In the latest report of the United States Department of Agriculture-Foreign Agricultural Service (USDA-FAS), the Philippines is seen importing some 2.3 million metric tons (MT) of rice this year, 21 percent higher than last year’s 1.9 million MT.
The USDA hiked this year’s rice imports from the earlier projection of 1.8 million MT following reduced crop estimates and the lifting of the quantitative restriction on the commodity.
“The Philippines has been a more active buyer in recent months and pending legislation would likely keep imports at robust levels,“ USDA said.
In fact, application to bring in the commodity under the out-quota scheme has already reached 1.19 million MT as of January after 180 private traders have sought approval for the importation.
An updated list released by the National Food Authority showed that 180 firms have already applied for the out-quota importation of 1,185,764 MT of rice to be sourced from Vietnam, Thailand, Pakistan, India, Myanmar and China.
It was in November 2018 when the interagency NFA Council allowed the unlimited importation of rice to further stabilize the market.

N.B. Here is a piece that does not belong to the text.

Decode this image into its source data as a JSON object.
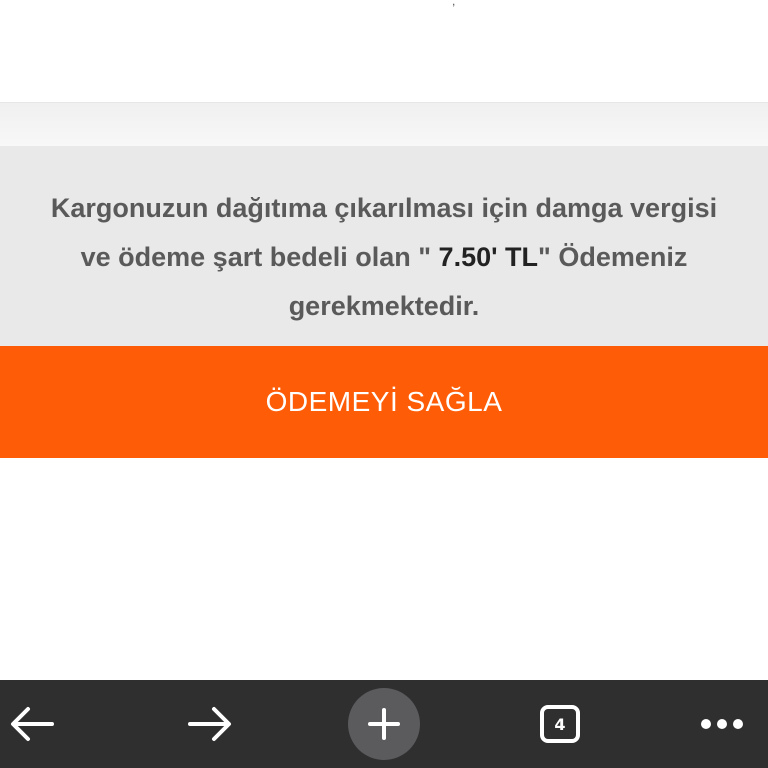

The out-quota allocation means traders can apply for any volume of imported rice they would want to bring into the country.
Of the initial volume, the imports will be discharged in Manila, Subic, Cebu, Zamboanga City, Davao, La Union, Tacloban and Cagayan de Oro.

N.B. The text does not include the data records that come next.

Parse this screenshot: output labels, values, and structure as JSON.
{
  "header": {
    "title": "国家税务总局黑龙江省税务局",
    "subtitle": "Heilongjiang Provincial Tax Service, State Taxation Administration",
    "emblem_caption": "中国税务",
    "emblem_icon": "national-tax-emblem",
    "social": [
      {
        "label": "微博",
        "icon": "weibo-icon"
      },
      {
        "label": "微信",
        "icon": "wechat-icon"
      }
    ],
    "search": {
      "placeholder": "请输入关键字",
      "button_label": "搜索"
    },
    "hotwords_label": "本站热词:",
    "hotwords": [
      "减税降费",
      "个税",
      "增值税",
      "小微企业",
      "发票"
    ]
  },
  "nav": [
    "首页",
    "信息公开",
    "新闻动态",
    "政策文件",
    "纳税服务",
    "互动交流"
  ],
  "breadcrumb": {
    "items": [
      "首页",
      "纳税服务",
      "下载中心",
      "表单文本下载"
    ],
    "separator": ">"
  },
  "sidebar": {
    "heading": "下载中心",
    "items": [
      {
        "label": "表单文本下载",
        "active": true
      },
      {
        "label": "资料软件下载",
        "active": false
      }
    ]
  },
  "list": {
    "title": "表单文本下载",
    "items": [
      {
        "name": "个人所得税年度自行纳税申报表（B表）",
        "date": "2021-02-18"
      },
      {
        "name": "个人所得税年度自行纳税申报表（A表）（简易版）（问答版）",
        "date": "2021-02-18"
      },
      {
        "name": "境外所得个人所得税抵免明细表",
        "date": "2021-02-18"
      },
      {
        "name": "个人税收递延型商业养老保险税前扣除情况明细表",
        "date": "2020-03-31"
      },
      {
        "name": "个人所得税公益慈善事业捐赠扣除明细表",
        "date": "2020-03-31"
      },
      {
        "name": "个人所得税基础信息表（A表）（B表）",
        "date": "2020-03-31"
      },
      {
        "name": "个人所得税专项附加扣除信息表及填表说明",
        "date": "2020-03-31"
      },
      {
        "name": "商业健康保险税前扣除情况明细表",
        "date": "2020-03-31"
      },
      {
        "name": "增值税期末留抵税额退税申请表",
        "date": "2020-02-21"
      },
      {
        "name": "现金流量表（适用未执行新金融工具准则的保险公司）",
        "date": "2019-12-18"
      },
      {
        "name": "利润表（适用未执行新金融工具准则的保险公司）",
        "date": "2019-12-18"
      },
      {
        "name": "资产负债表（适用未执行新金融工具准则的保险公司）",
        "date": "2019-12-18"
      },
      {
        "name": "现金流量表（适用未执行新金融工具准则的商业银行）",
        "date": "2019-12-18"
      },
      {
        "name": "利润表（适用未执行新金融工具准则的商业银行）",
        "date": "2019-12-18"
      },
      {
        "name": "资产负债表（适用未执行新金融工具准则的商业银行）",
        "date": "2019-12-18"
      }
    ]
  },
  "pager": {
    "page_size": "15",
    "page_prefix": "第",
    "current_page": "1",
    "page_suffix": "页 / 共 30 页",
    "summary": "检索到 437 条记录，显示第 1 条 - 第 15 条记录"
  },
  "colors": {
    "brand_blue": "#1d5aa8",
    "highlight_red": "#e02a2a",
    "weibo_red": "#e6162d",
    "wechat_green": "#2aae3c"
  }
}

Meanwhile, the USDA said high rice prices due to tight supplies, rising fuel prices, and market distribution inefficiencies will force the Philippine government to import more rice to stabilize prices and contain inflation.
The country’s additional imports also aim to strengthen buffer stocks ahead of the midterm elections scheduled in May.
Rice consumption has also been raised to 13.65 million MT from 13.25 million MT as rising food prices are forcing less affluent Filipinos to consume more rice and less meat and vegetables.
Production of milled-rice this year is seen decreasing by one percent to 12.15 million MT from the 12.23 million MT in 2018.
USDA said there may be slight reduction in area planted as rice areas in 2019 will be at 4.81 million hectares, one percent lower than the 4.84 million hectares last year.